Le comte vit bien que ce n’était pas là une position à emporter de vive force, et il se garda bien d’insister ; mais il offrit à Justine un appartement dans son hôtel, ce que l’orpheline n’eut garde d’accepter.

— N’aurais-je réussi qu’à vous inspirer des craintes, ma belle pupille ? lui dit-il. Croyez que mes intentions sont pures comme votre cœur : j’espère vous le prouver bientôt. Votre sœur vous offrirait bien certainement un asile convenable si elle connaissait votre position ; mais je crois qu’il serait bon de ménager sa sensibilité. Lorsque mes démarches auront eu le succès que j’en attends, c’est-à-dire quand justice vous aura été rendue, et que votre tête ne sera plus menacée, je m’empresserai de vous conduire près d’elle. Jusque là ne l’affligeons pas inutilement… Adieu, belle amie ; je vais travailler pour vous : comptez sur mon zèle.

Il lui baisa la main fort respectueusement et se retira. Justine, que la rencontre de cet homme avait d’abord effrayée, se félicitait maintenant de l’appui qu’elle trouvait en lui.

— Sans doute, se disait-elle, le comte a eu de grands torts ; mais ne sommes-nous pas tous faillibles ? Sa tête était bien probablement plus coupable que son cœur, et je lui pardonne bien volontiers le mal qu’il m’a fait et qu’il se montre si empressé à réparer.

Et, comme elle avait depuis long-temps l’habitude de ne rien cacher à Georges, elle courut lui annoncer cette bonne nouvelle ; seulement elle omit de lui parler des argumens dont le comte s’était servi pour lui prouver qu’elle devait renoncer à devenir la femme du malheureux réfractaire. Le jeune Valmer, malgré cette réticence, loin de se réjouir, conçut de vives alarmes sur les suites de cette rencontre ; mais l’orpheline parvint à les dissiper.

— Quel intérêt cet homme aurait-il à nous nuire, ami ? lui dit-elle : il ne faut pas que le malheur nous rende injustes. Le comte est riche et puissant ; il a des torts à réparer, et il paraît disposé à le faire noblement. N’a-t-il pas assuré la fortune de ma sœur, qu’un homme plus corrompu aurait pu abandonner sans remords, puisqu’elle s’était donnée.

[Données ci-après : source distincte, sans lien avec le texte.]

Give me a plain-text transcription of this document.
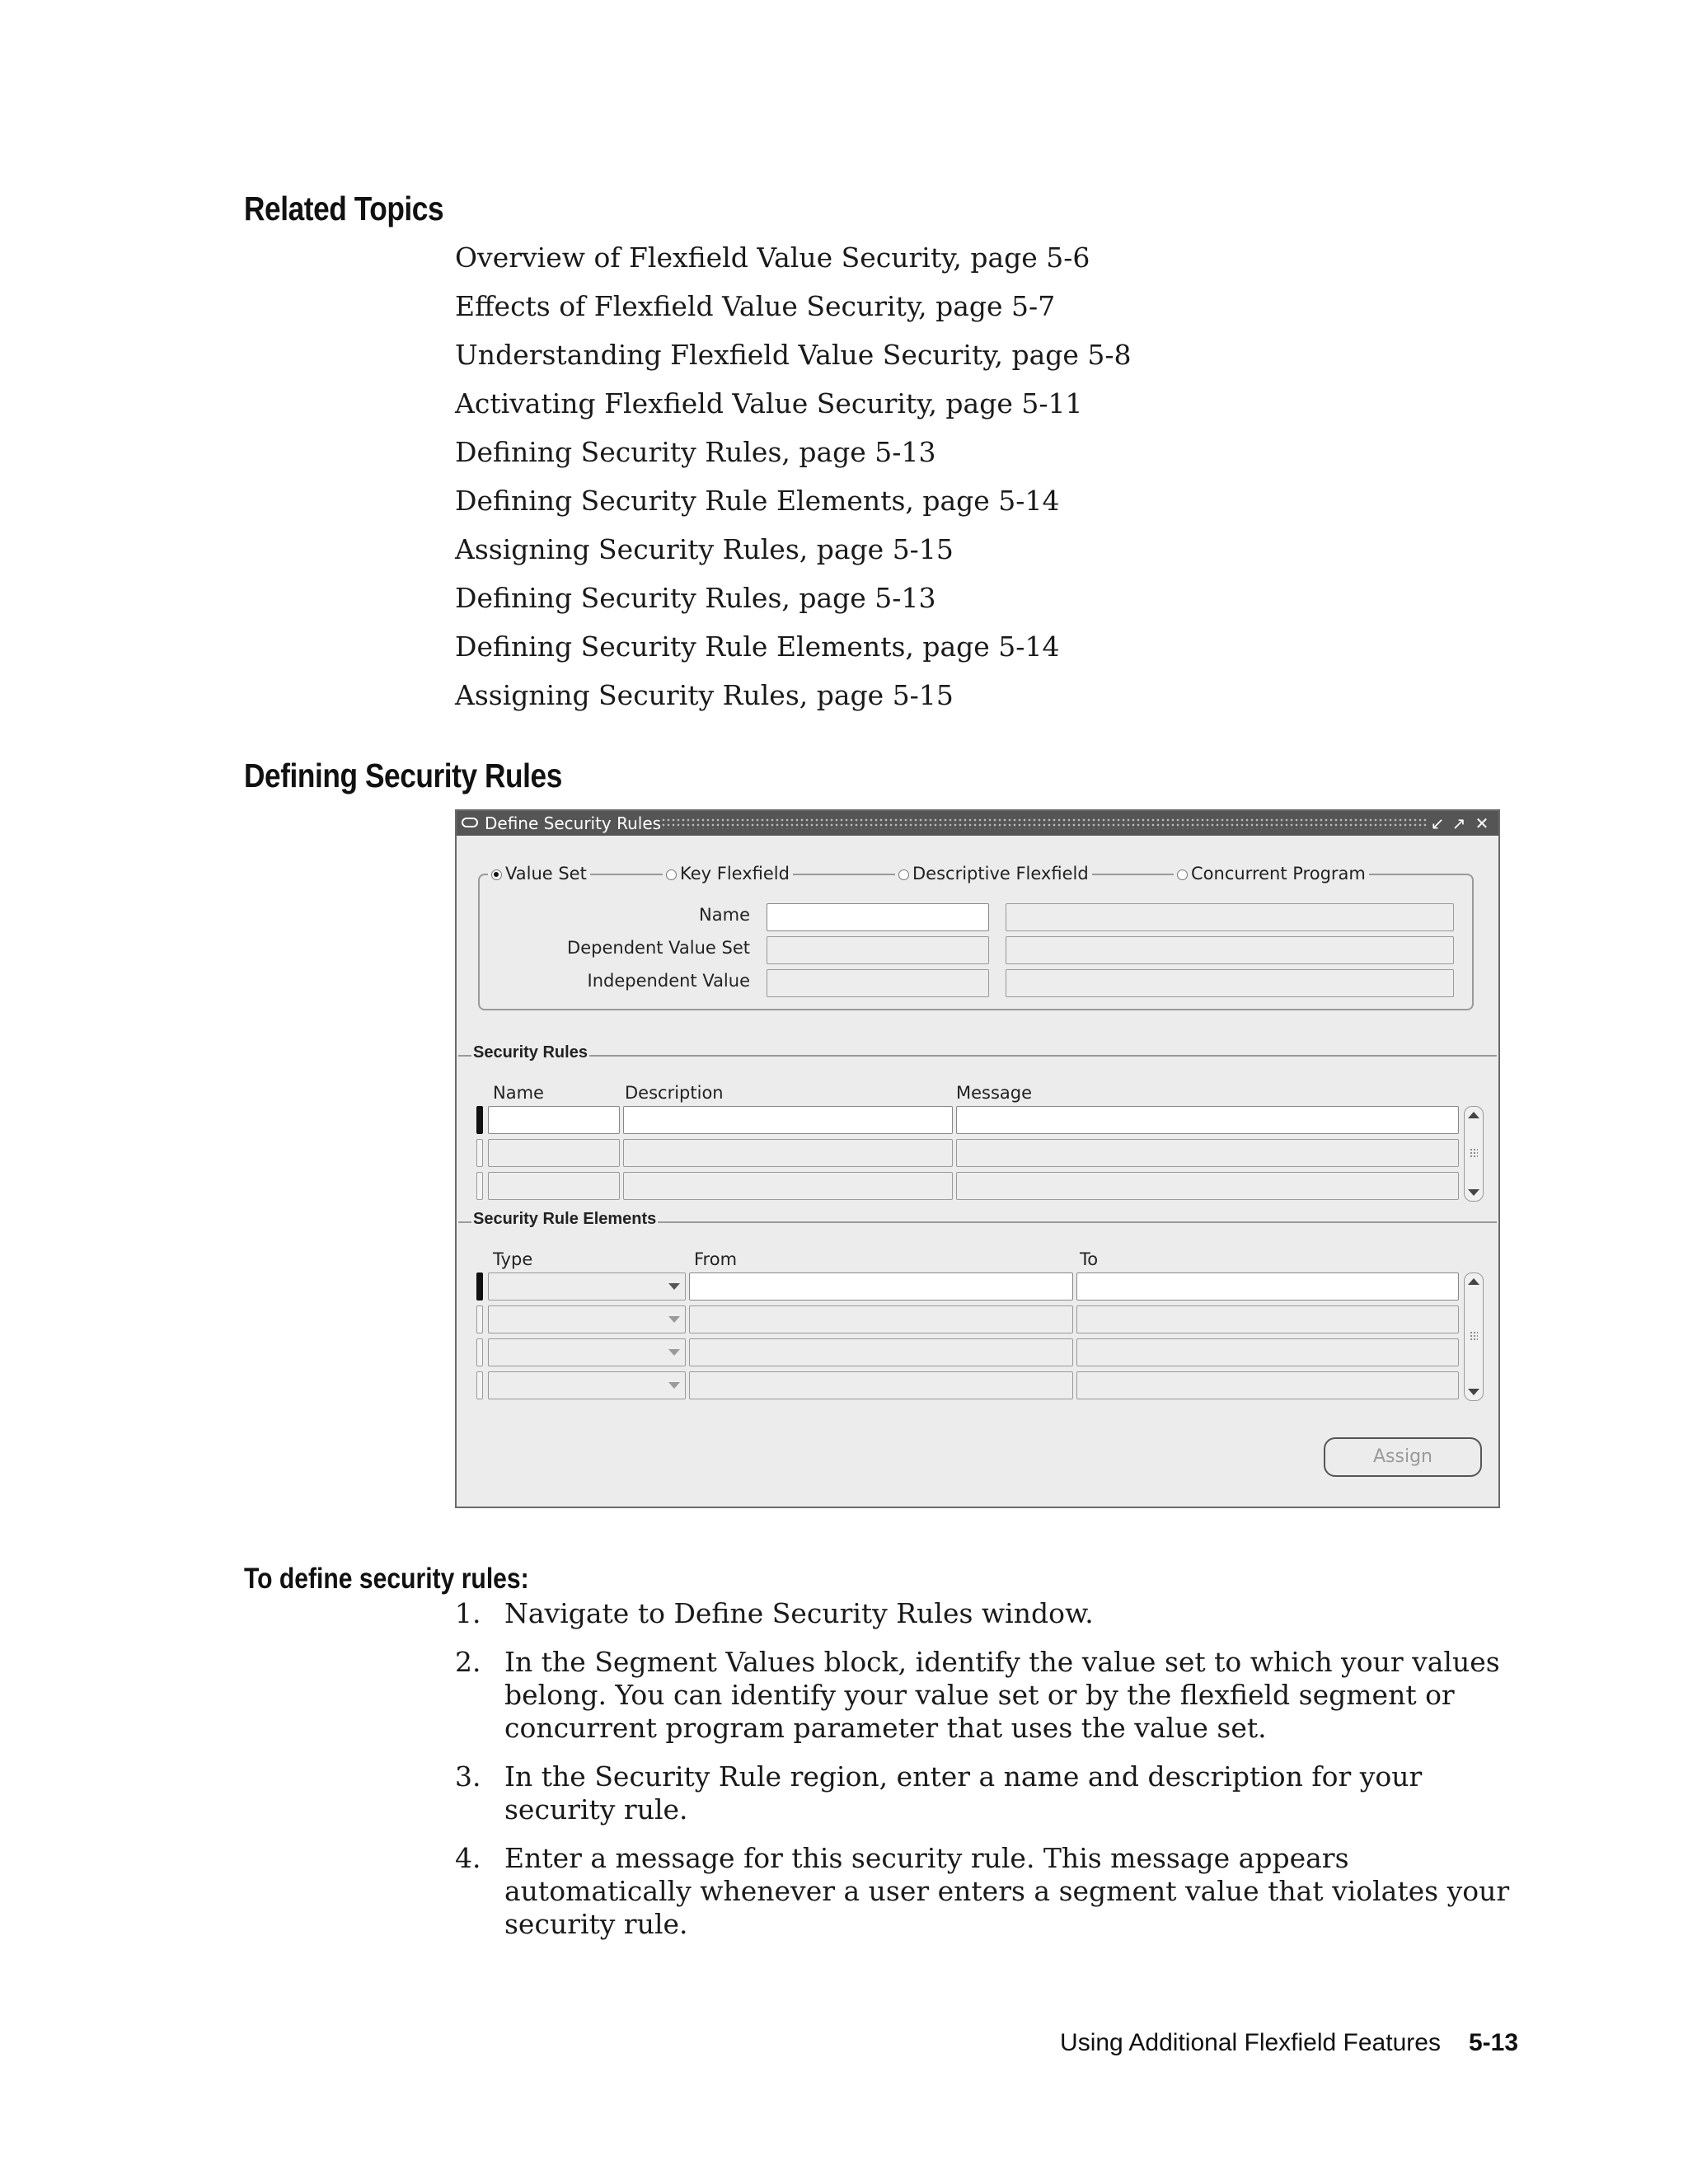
Related Topics
Overview of Flexfield Value Security, page 5-6
Effects of Flexfield Value Security, page 5-7
Understanding Flexfield Value Security, page 5-8
Activating Flexfield Value Security, page 5-11
Defining Security Rules, page 5-13
Defining Security Rule Elements, page 5-14
Assigning Security Rules, page 5-15
Defining Security Rules, page 5-13
Defining Security Rule Elements, page 5-14
Assigning Security Rules, page 5-15
Defining Security Rules
Define Security Rules	↙ ↗ ✕
Value Set	Key Flexfield	Descriptive Flexfield	Concurrent Program
Name
Dependent Value Set
Independent Value
Security Rules
Name	Description	Message
Security Rule Elements
Type	From	To
Assign
To define security rules:
1. Navigate to Define Security Rules window.
2. In the Segment Values block, identify the value set to which your values belong. You can identify your value set or by the flexfield segment or concurrent program parameter that uses the value set.
3. In the Security Rule region, enter a name and description for your security rule.
4. Enter a message for this security rule. This message appears automatically whenever a user enters a segment value that violates your security rule.
Using Additional Flexfield Features 5-13
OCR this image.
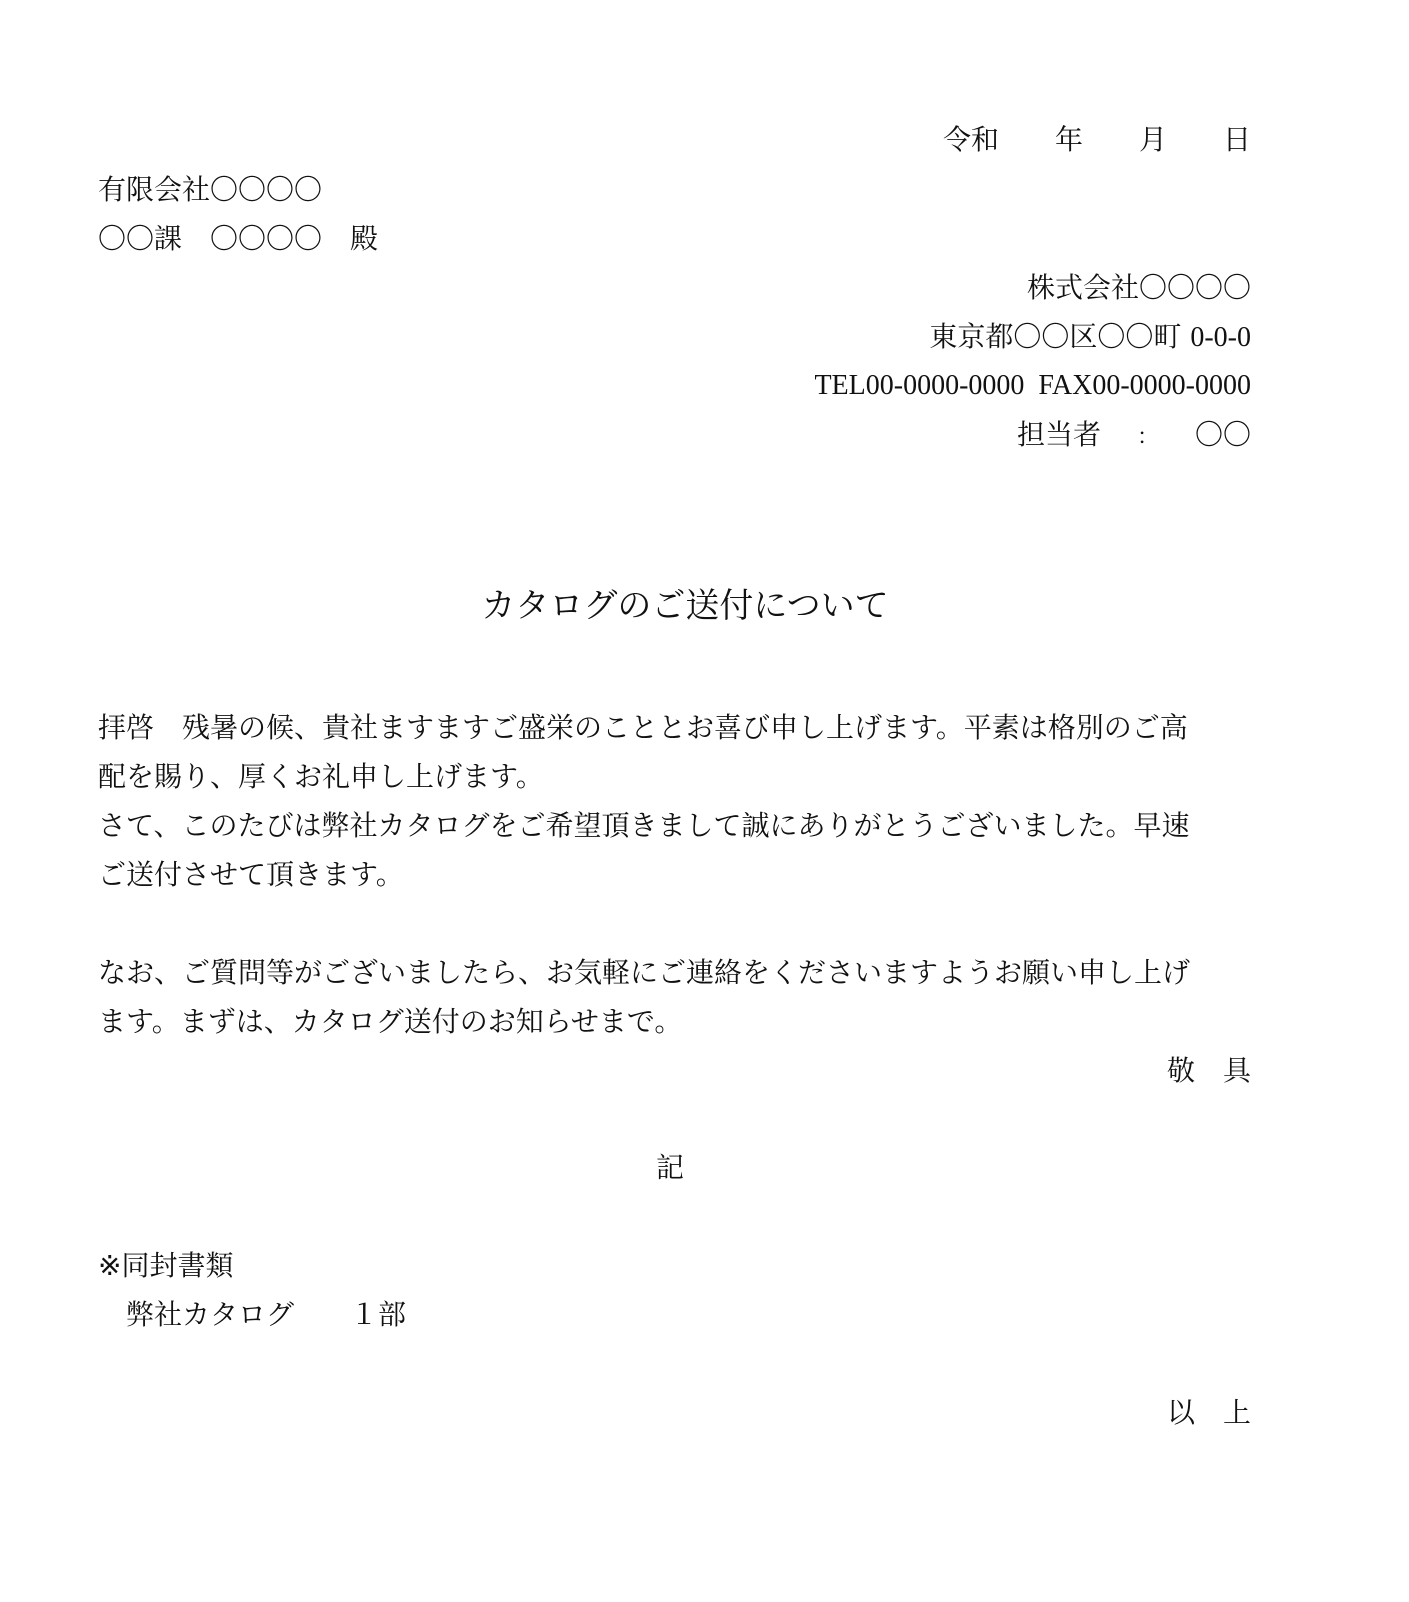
令和　　年　　月　　日
有限会社〇〇〇〇
〇〇課　〇〇〇〇　殿
株式会社〇〇〇〇
東京都〇〇区〇〇町 0-0-0
TEL00-0000-0000  FAX00-0000-0000
担当者 ： 〇〇
カタログのご送付について

拝啓　残暑の候、貴社ますますご盛栄のこととお喜び申し上げます。平素は格別のご高

配を賜り、厚くお礼申し上げます。

さて、このたびは弊社カタログをご希望頂きまして誠にありがとうございました。早速

ご送付させて頂きます。

なお、ご質問等がございましたら、お気軽にご連絡をくださいますようお願い申し上げ

ます。まずは、カタログ送付のお知らせまで。

敬　具
記
※同封書類
　弊社カタログ　　１部
以　上
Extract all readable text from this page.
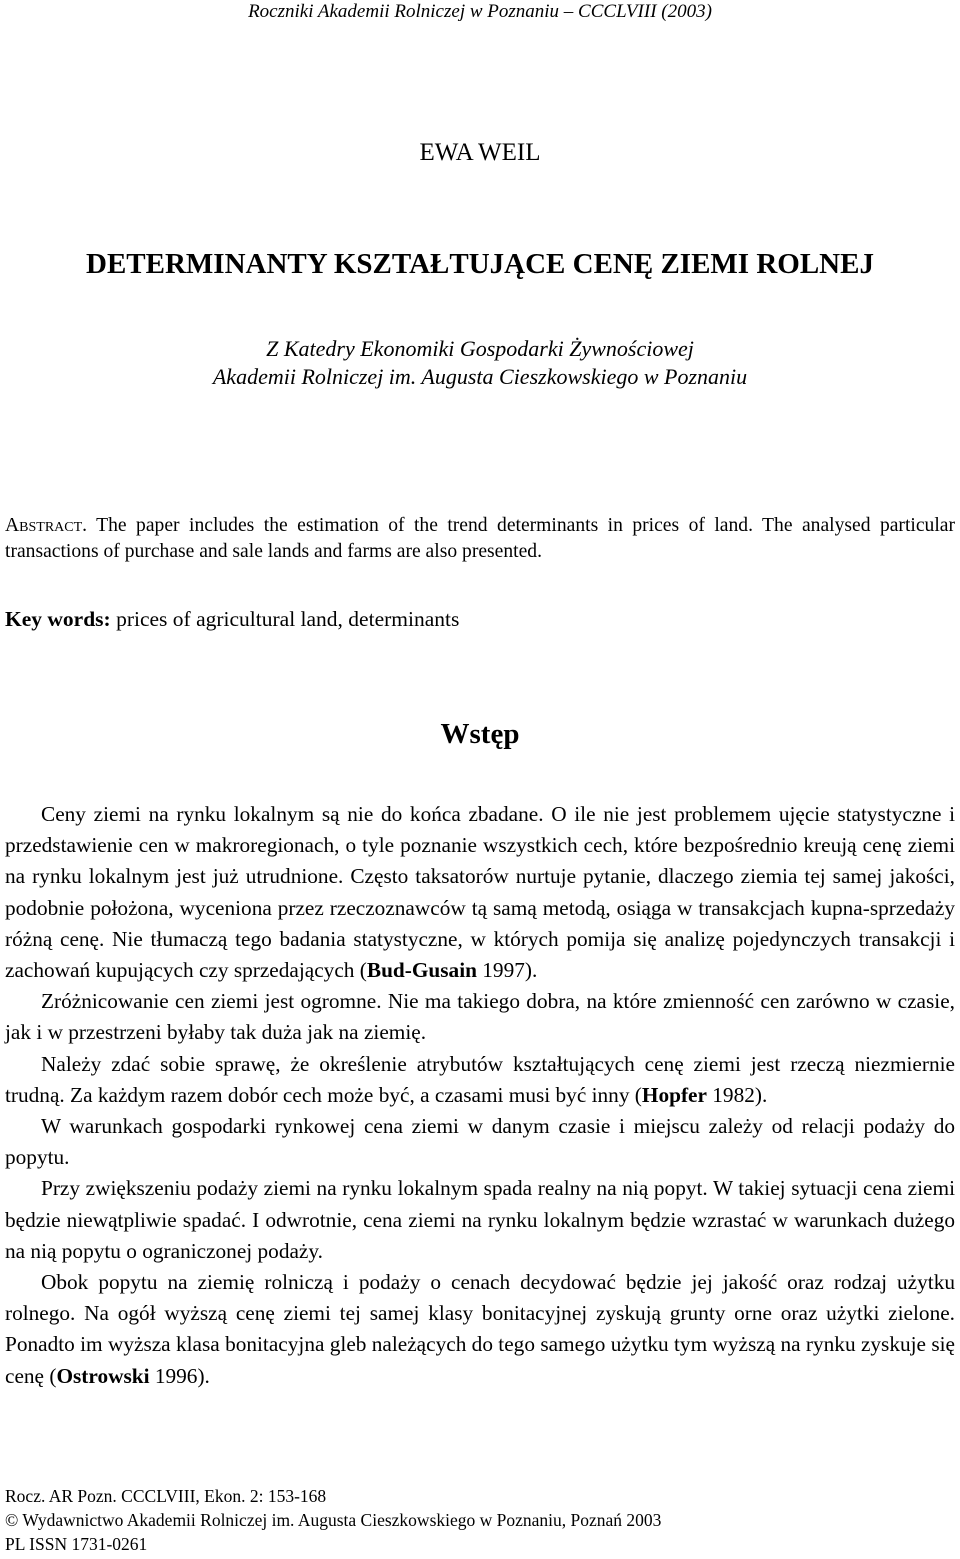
Roczniki Akademii Rolniczej w Poznaniu – CCCLVIII (2003)
EWA WEIL
DETERMINANTY KSZTAŁTUJĄCE CENĘ ZIEMI ROLNEJ
Z Katedry Ekonomiki Gospodarki Żywnościowej
Akademii Rolniczej im. Augusta Cieszkowskiego w Poznaniu
Abstract. The paper includes the estimation of the trend determinants in prices of land. The analysed particular transactions of purchase and sale lands and farms are also presented.
Key words: prices of agricultural land, determinants
Wstęp

Ceny ziemi na rynku lokalnym są nie do końca zbadane. O ile nie jest problemem ujęcie statystyczne i przedstawienie cen w makroregionach, o tyle poznanie wszystkich cech, które bezpośrednio kreują cenę ziemi na rynku lokalnym jest już utrudnione. Często taksatorów nurtuje pytanie, dlaczego ziemia tej samej jakości, podobnie położona, wyceniona przez rzeczoznawców tą samą metodą, osiąga w transakcjach kupna-sprzedaży różną cenę. Nie tłumaczą tego badania statystyczne, w których pomija się analizę pojedynczych transakcji i zachowań kupujących czy sprzedających (Bud-Gusain 1997).

Zróżnicowanie cen ziemi jest ogromne. Nie ma takiego dobra, na które zmienność cen zarówno w czasie, jak i w przestrzeni byłaby tak duża jak na ziemię.

Należy zdać sobie sprawę, że określenie atrybutów kształtujących cenę ziemi jest rzeczą niezmiernie trudną. Za każdym razem dobór cech może być, a czasami musi być inny (Hopfer 1982).

W warunkach gospodarki rynkowej cena ziemi w danym czasie i miejscu zależy od relacji podaży do popytu.

Przy zwiększeniu podaży ziemi na rynku lokalnym spada realny na nią popyt. W takiej sytuacji cena ziemi będzie niewątpliwie spadać. I odwrotnie, cena ziemi na rynku lokalnym będzie wzrastać w warunkach dużego na nią popytu o ograniczonej podaży.

Obok popytu na ziemię rolniczą i podaży o cenach decydować będzie jej jakość oraz rodzaj użytku rolnego. Na ogół wyższą cenę ziemi tej samej klasy bonitacyjnej zyskują grunty orne oraz użytki zielone. Ponadto im wyższa klasa bonitacyjna gleb należących do tego samego użytku tym wyższą na rynku zyskuje się cenę (Ostrowski 1996).

Rocz. AR Pozn. CCCLVIII, Ekon. 2: 153-168
© Wydawnictwo Akademii Rolniczej im. Augusta Cieszkowskiego w Poznaniu, Poznań 2003
PL ISSN 1731-0261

— Mais cet homme est libre, Justine ; ainsi que tu le dis, il est riche et puissant, et il t’aime :

— Et ne sais-tu pas, mon Georges, que je souffrirais mille fois la mort plutôt que d’appartenir à un autre que toi ?… Tu doutes de moi, Georges ! je te pardonne, car tu es bien malheureux ; mais tu m’affliges cruellement.

Elle pleurait ; le jeune Valmer s’efforça de la consoler, et, lorsqu’ils furent obligés de se séparer, l’espérance était revenue au cœur de tous deux.